Dozens of jade miners who remain missing on Thursday following a landslide in Myanmar’s Kachin State have “very little chance of survival”, according to a fire department official, as overnight rescue operations were called off with one fatality confirmed.
“It is so difficult to estimate how many were missing, but we estimate at least 50 missing and they have very little chance of survival,” said Pyae Nyein, captain of Hpakant Township’s fire department, told Reuters news agency.
Keep readinglist of 4 items
A landslide of dirt and rubble ripped down the waste heap of Hpakant on Wednesday, burying workers under the debris. Hpakant is the centre of the country’s secretive jade industry, which draws poor workers from across the country in search of gems mostly for export to China.
Initial reports said that between 70 and 100 people were missing, but the number was later reduced to at least 50.
Ko Nyi, a rescuer, told the AFP news agency that they had sent 25 people to hospital and found one dead.
Ko Jack from the Myanmar Rescue Organization also told AFP that the search was stopped on Wednesday due to fog and mist, and was to resume on Thursday morning.
“It seems they are buried underneath soil. It’s cold here that’s why we have stopped, but will continue.”
Hundreds of diggers had returned to Hpakant during the rainy season to prospect in the treacherous open-cast mines, according to a local activist, despite a military government ban on digging until March 2022.
“They mine at night and in the morning they tip out the earth and rock,” the activist said.
The opposition National Unity Government has also called for a suspension of mining in the area.

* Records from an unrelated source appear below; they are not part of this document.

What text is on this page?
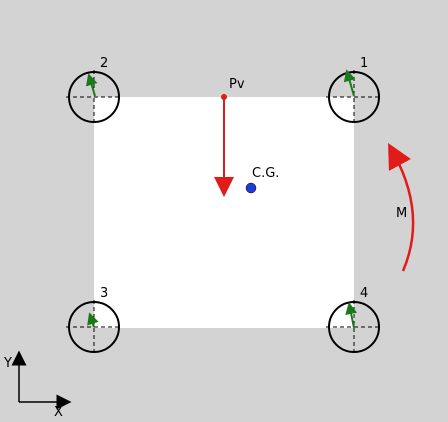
2	1
3	4
Pv
C.G.
M
Y
X
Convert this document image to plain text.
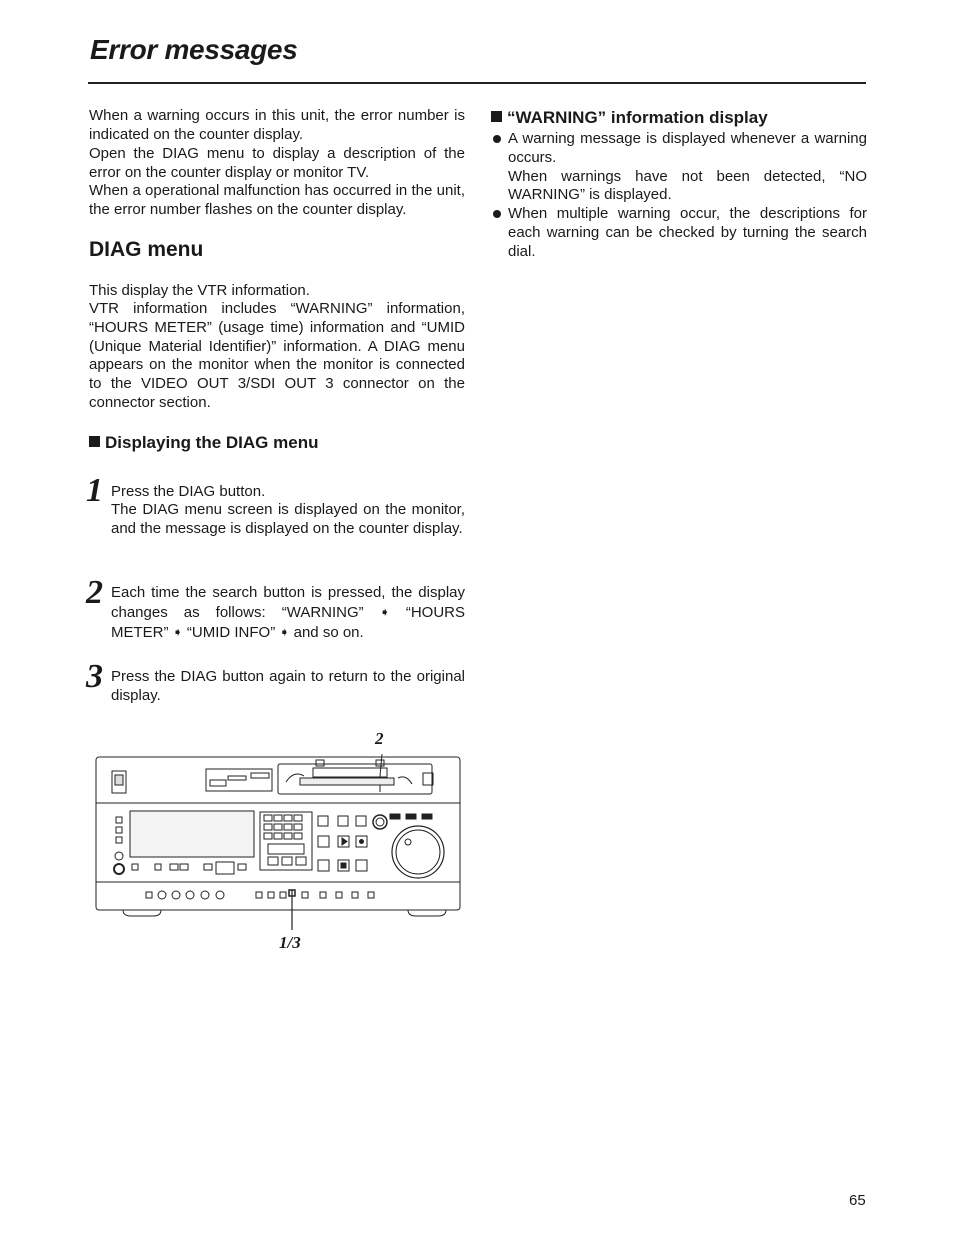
Error messages

When a warning occurs in this unit, the error number is indicated on the counter display.

Open the DIAG menu to display a description of the error on the counter display or monitor TV.

When a operational malfunction has occurred in the unit, the error number flashes on the counter display.

DIAG menu

This display the VTR information.

VTR information includes “WARNING” information, “HOURS METER” (usage time) information and “UMID (Unique Material Identifier)” information. A DIAG menu appears on the monitor when the monitor is connected to the VIDEO OUT 3/SDI OUT 3 connector on the connector section.

Displaying the DIAG menu
1 Press the DIAG button.

The DIAG menu screen is displayed on the monitor, and the message is displayed on the counter display.

2 Each time the search button is pressed, the display changes as follows: “WARNING” ➧ “HOURS METER” ➧ “UMID INFO” ➧ and so on.

3 Press the DIAG button again to return to the original display.

2
1/3
“WARNING” information display
A warning message is displayed whenever a warning occurs.
When warnings have not been detected, “NO WARNING” is displayed.
When multiple warning occur, the descriptions for each warning can be checked by turning the search dial.
65
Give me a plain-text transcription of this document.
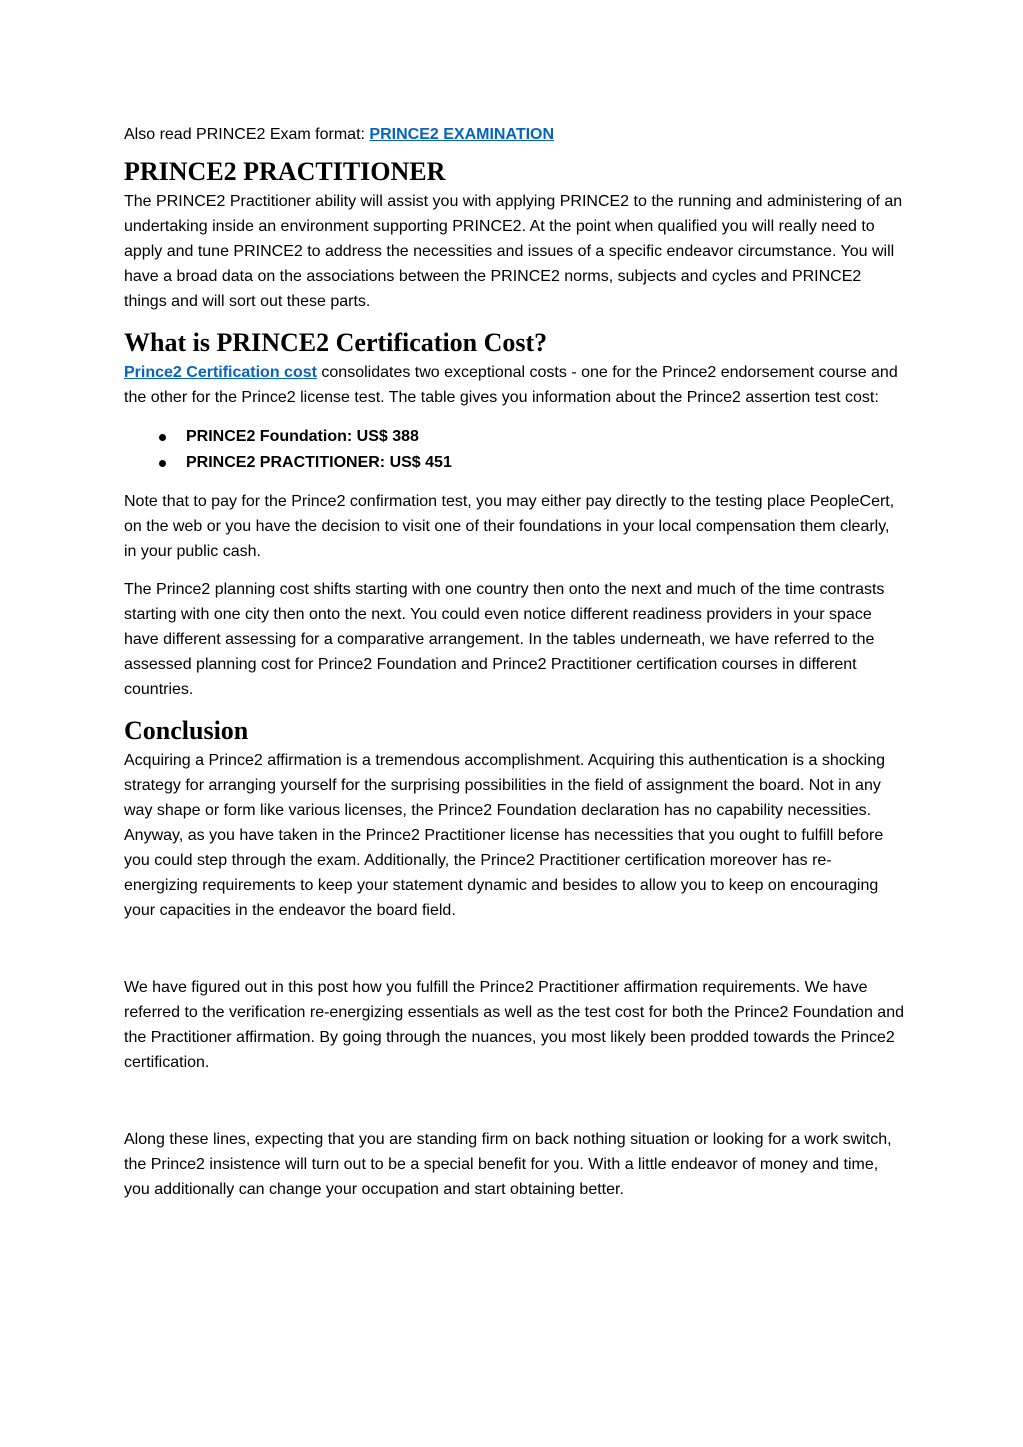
Also read PRINCE2 Exam format: PRINCE2 EXAMINATION

PRINCE2 PRACTITIONER

The PRINCE2 Practitioner ability will assist you with applying PRINCE2 to the running and administering of an undertaking inside an environment supporting PRINCE2. At the point when qualified you will really need to apply and tune PRINCE2 to address the necessities and issues of a specific endeavor circumstance. You will have a broad data on the associations between the PRINCE2 norms, subjects and cycles and PRINCE2 things and will sort out these parts.

What is PRINCE2 Certification Cost?

Prince2 Certification cost consolidates two exceptional costs - one for the Prince2 endorsement course and the other for the Prince2 license test. The table gives you information about the Prince2 assertion test cost:

PRINCE2 Foundation: US$ 388
PRINCE2 PRACTITIONER: US$ 451

Note that to pay for the Prince2 confirmation test, you may either pay directly to the testing place PeopleCert, on the web or you have the decision to visit one of their foundations in your local compensation them clearly, in your public cash.

The Prince2 planning cost shifts starting with one country then onto the next and much of the time contrasts starting with one city then onto the next. You could even notice different readiness providers in your space have different assessing for a comparative arrangement. In the tables underneath, we have referred to the assessed planning cost for Prince2 Foundation and Prince2 Practitioner certification courses in different countries.

Conclusion

Acquiring a Prince2 affirmation is a tremendous accomplishment. Acquiring this authentication is a shocking strategy for arranging yourself for the surprising possibilities in the field of assignment the board. Not in any way shape or form like various licenses, the Prince2 Foundation declaration has no capability necessities. Anyway, as you have taken in the Prince2 Practitioner license has necessities that you ought to fulfill before you could step through the exam. Additionally, the Prince2 Practitioner certification moreover has re-energizing requirements to keep your statement dynamic and besides to allow you to keep on encouraging your capacities in the endeavor the board field.

We have figured out in this post how you fulfill the Prince2 Practitioner affirmation requirements. We have referred to the verification re-energizing essentials as well as the test cost for both the Prince2 Foundation and the Practitioner affirmation. By going through the nuances, you most likely been prodded towards the Prince2 certification.

Along these lines, expecting that you are standing firm on back nothing situation or looking for a work switch, the Prince2 insistence will turn out to be a special benefit for you. With a little endeavor of money and time, you additionally can change your occupation and start obtaining better.
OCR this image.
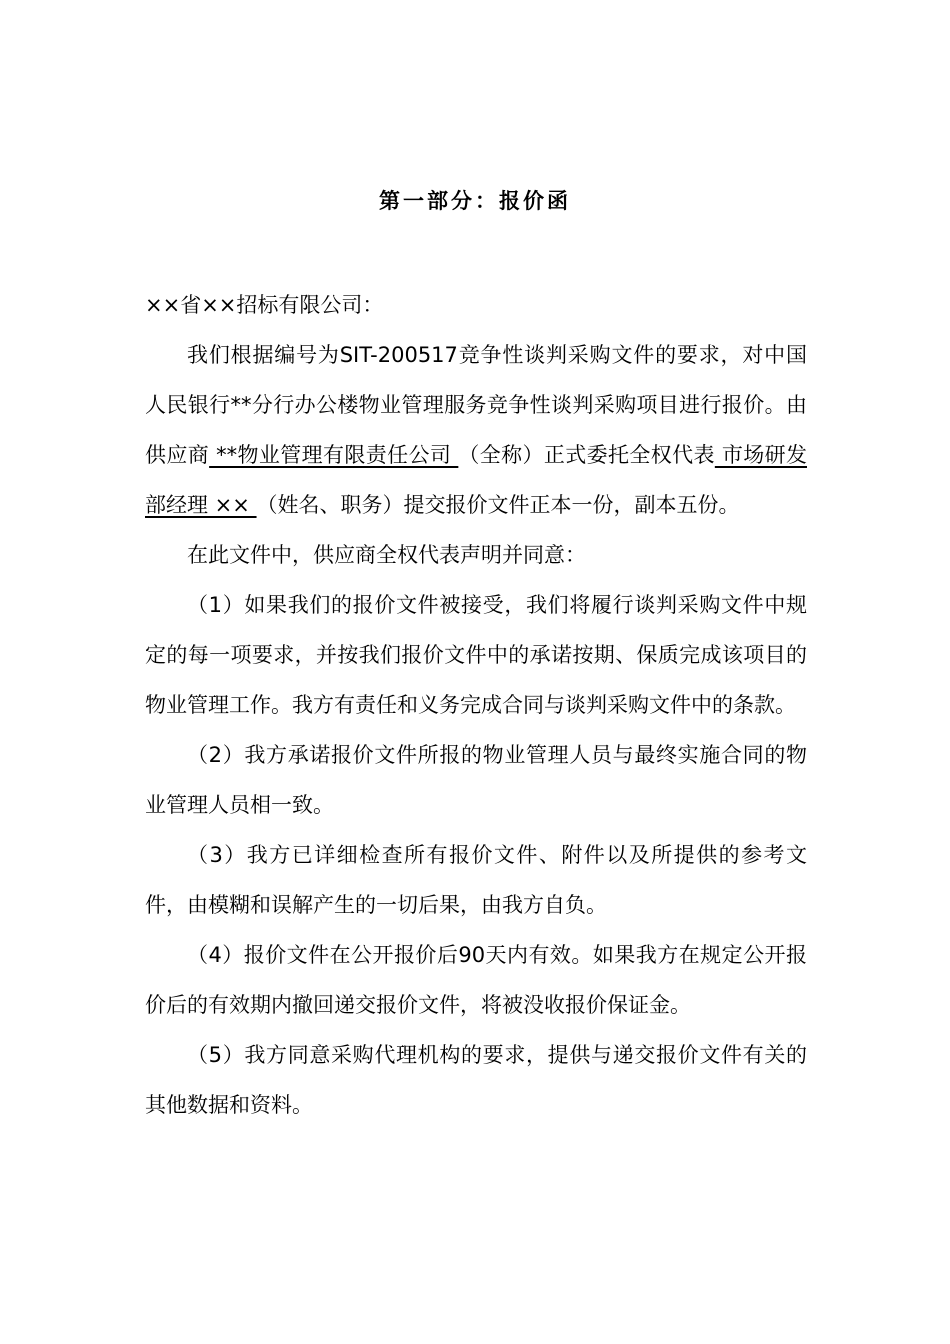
第一部分：报价函

××省××招标有限公司：

我们根据编号为SIT-200517竞争性谈判采购文件的要求，对中国人民银行**分行办公楼物业管理服务竞争性谈判采购项目进行报价。由供应商 **物业管理有限责任公司 （全称）正式委托全权代表 市场研发部经理 ×× （姓名、职务）提交报价文件正本一份，副本五份。

在此文件中，供应商全权代表声明并同意：

（1）如果我们的报价文件被接受，我们将履行谈判采购文件中规定的每一项要求，并按我们报价文件中的承诺按期、保质完成该项目的物业管理工作。我方有责任和义务完成合同与谈判采购文件中的条款。

（2）我方承诺报价文件所报的物业管理人员与最终实施合同的物业管理人员相一致。

（3）我方已详细检查所有报价文件、附件以及所提供的参考文件，由模糊和误解产生的一切后果，由我方自负。

（4）报价文件在公开报价后90天内有效。如果我方在规定公开报价后的有效期内撤回递交报价文件，将被没收报价保证金。

（5）我方同意采购代理机构的要求，提供与递交报价文件有关的其他数据和资料。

Throngs of their families stood on bare, muddy banks on the shores of the lake near the site of the landslide, as rescue workers in hard hats and jackets searched the water in boats on Wednesday, images posted on Facebook by the fire department showed.
Deadly landslides and other accidents are common in Hpakant. In a landslide last weekend, media reported at least six people were killed.
Economic pressures due to the COVID-19 pandemic have drawn more migrants to the jade mines even as conflict has flared since Myanmar’s military seized power in a coup in February.
Today’s awful #Myanmar 🇲🇲 mining disaster highlights the coup’s deadly toll on Hpakant – the country's main jade mining region – and the urgent need to prevent the military junta cashing in on jade revenues.https://t.co/TwpRwEXSQ0
— Global Witness (@Global_Witness) December 22, 2021
In a statement, Global Witness, an anti-corruption watchdog, said the incident on Wednesday “highlights the devastating toll of the military coup on jade mining communities in northern Myanmar and the urgent need to prevent the junta using the country’s natural resources as a financial lifeline”.
Hanna Hindstrom, a senior campaigner at Global Witness, added that the disaster is “a haunting reminder that lives too often come second to profit in the jade mines of Hpakant, where a toxic combination of lawlessness, conflict and corruption has set the stage for yet another preventable tragedy”.
The ousted government of Nobel Peace laureate Aung San Suu Kyi had pledged to clean up the industry when it took power in 2016, but activists say little has changed.
In July last year, more than 170 people, many of them migrants, died in one of the worst disasters in Hpakant after a pile of mining waste collapsed into a lake.
Myanmar produces 90 percent of the world’s jade, according to estimates by the Reuters news agency and mining watchdogs.
Most of the jade comes from Hpakant, where rights groups say mining firms with links to military elites and ethnic armed groups make billions of dollars a year.
The February coup also effectively extinguished any chance of reforms to the dangerous and unregulated industry, Global Witness said earlier this year.
In another report released last week, Global Witness said Myanmar’s military is now in control of the country’s multimillion-dollar gemstone industry.
The anti-corruption watchdog said that given the military’s control of the sector, luxury jewellers risk funding military abuses in Myanmar.